As luck would have it, a storm decided the issue by scattering the fleet. Not until the evening of 21 September, after an atrocious journey lasting more than three times longer than anyone had predicted, would Águila make dry land, at Kinsale to the south-west of Cork. By then, he had only 1,700 men and they were on half-rations. After a week, the number rose to 3,400, as the stragglers drifted in. Sir George Carew, a fine soldier and Cecil’s key informant in Ireland, was the closest of Mountjoy’s senior officers to the invading Spaniards and he marched from Cork to assess the threat. Soon Mountjoy followed him. On the 29th, the Lord Deputy rode with a few of his men to reconnoitre the area around the town of Kinsale, which the Spaniards had fortified. It took him a month to pull together his field army but, by the end of October, he had laid siege to the hungry Spaniards with seven thousand men, who would soon be reinforced by two thousand raw conscripts and three hundred cavalry from England, with another three thousand conscripts to follow.
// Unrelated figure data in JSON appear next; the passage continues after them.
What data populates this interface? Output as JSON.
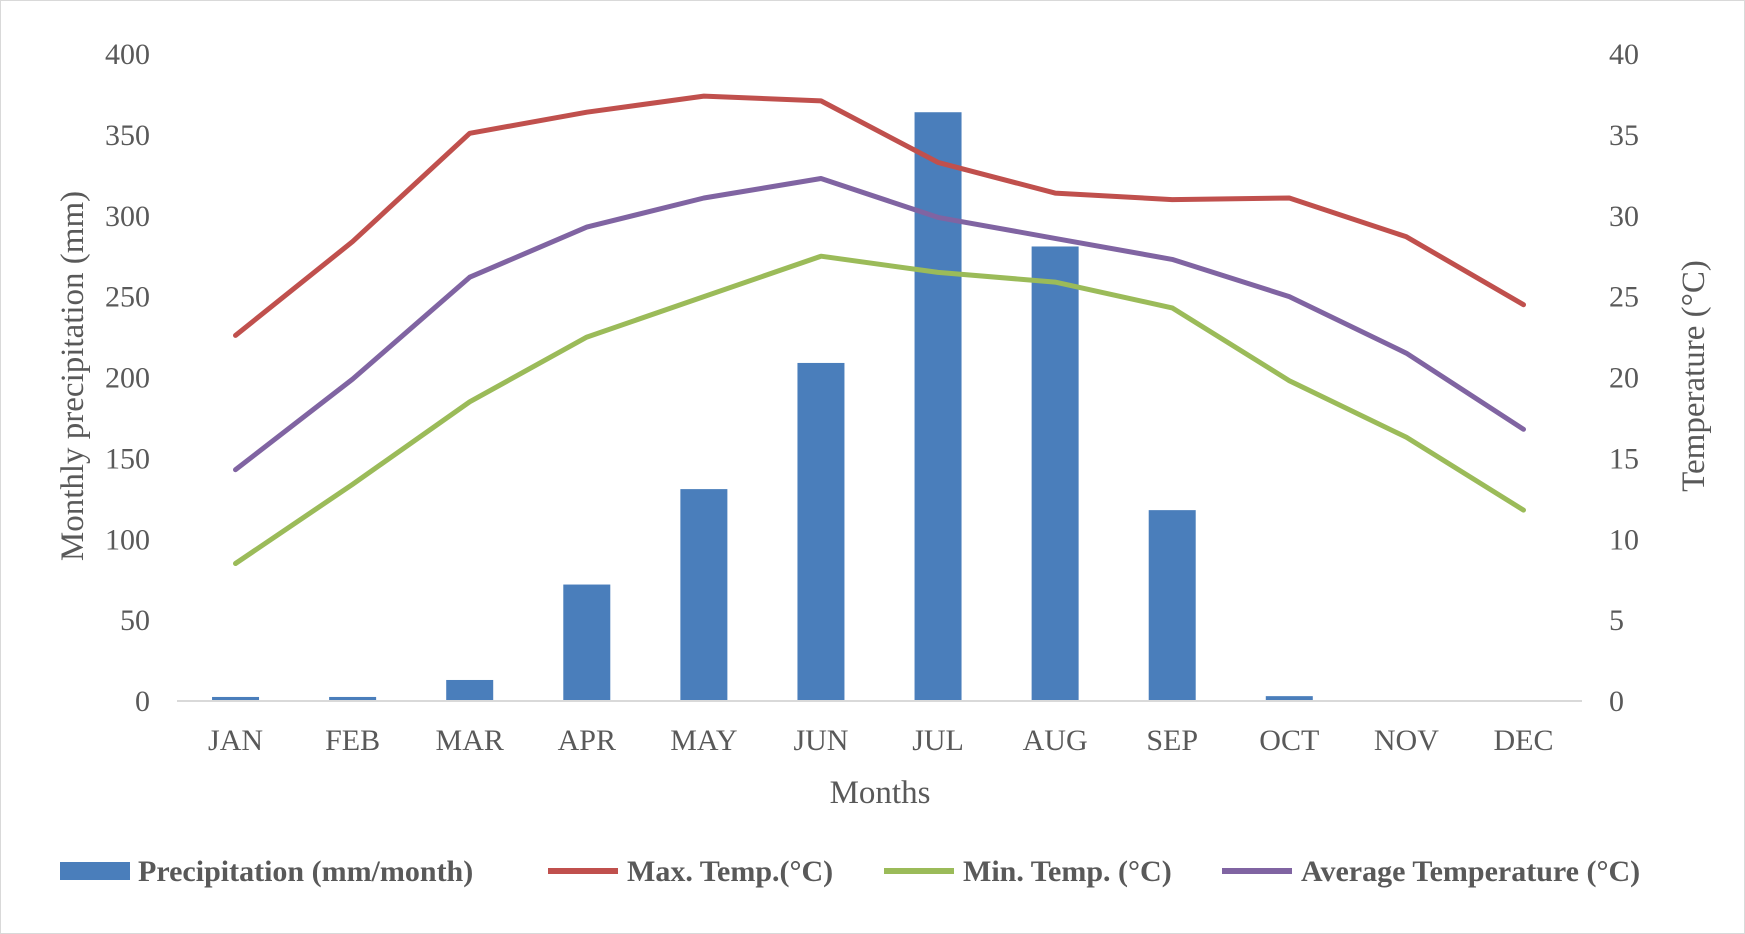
{
  "chart_data": {
    "type": "bar+line",
    "categories": [
      "JAN",
      "FEB",
      "MAR",
      "APR",
      "MAY",
      "JUN",
      "JUL",
      "AUG",
      "SEP",
      "OCT",
      "NOV",
      "DEC"
    ],
    "xlabel": "Months",
    "ylabel_left": "Monthly precipitation (mm)",
    "ylabel_right": "Temperature (°C)",
    "ylim_left": [
      0,
      400
    ],
    "ylim_right": [
      0,
      40
    ],
    "yticks_left": [
      "0",
      "50",
      "100",
      "150",
      "200",
      "250",
      "300",
      "350",
      "400"
    ],
    "yticks_right": [
      "0",
      "5",
      "10",
      "15",
      "20",
      "25",
      "30",
      "35",
      "40"
    ],
    "grid": false,
    "legend_position": "bottom",
    "bar_series": {
      "name": "Precipitation (mm/month)",
      "color": "#4a7ebb",
      "axis": "left",
      "values": [
        2.5,
        2.5,
        13,
        72,
        131,
        209,
        364,
        281,
        118,
        3,
        0,
        0
      ]
    },
    "line_series": [
      {
        "name": "Max. Temp.(°C)",
        "color": "#c0504d",
        "axis": "right",
        "values": [
          22.6,
          28.4,
          35.1,
          36.4,
          37.4,
          37.1,
          33.3,
          31.4,
          31.0,
          31.1,
          28.7,
          24.5
        ]
      },
      {
        "name": "Min. Temp. (°C)",
        "color": "#9bbb59",
        "axis": "right",
        "values": [
          8.5,
          13.4,
          18.5,
          22.5,
          25.0,
          27.5,
          26.5,
          25.9,
          24.3,
          19.8,
          16.3,
          11.8
        ]
      },
      {
        "name": "Average Temperature (°C)",
        "color": "#8064a2",
        "axis": "right",
        "values": [
          14.3,
          19.9,
          26.2,
          29.3,
          31.1,
          32.3,
          29.9,
          28.6,
          27.3,
          25.0,
          21.5,
          16.8
        ]
      }
    ]
  }
}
Tyrone would first try ravaging Leinster in an attempt to force Mountjoy to abandon the siege of Kinsale. When that failed, he continued to march southwards, elated to find a new threat ravaging the English ranks – an unidentified zoonotic disease that killed 2,500 soldiers and put 2,000 more out of action. Carew wrote to Cecil in dismay: it was beginning to look as if Mountjoy could end up trapped in a pincer movement between the Spaniards and the Ulstermen with a much-reduced fighting force.

Carew’s fears proved to be unwarranted. Although Tyrone had almost 10,000 men at his disposal, the Spaniards would dwindle to fewer than 2,500 fit for combat. With his proud soldiers soon thinking themselves lucky to be eating dogs and cats when they could find them, Águila appealed to Tyrone not to delay. And, shortly after dawn on Christmas Eve, the battle began. Caught between firm ground and a bog by an English cavalry charge that broke his lines, Tyrone would have no choice but to flee. Seeing that the rebels’ cause was in tatters, the Spaniards declined to sally forth from Kinsale, fearing a massacre. By dusk, a thousand Irish lay dead and eight hundred were wounded, as against only a handful of English.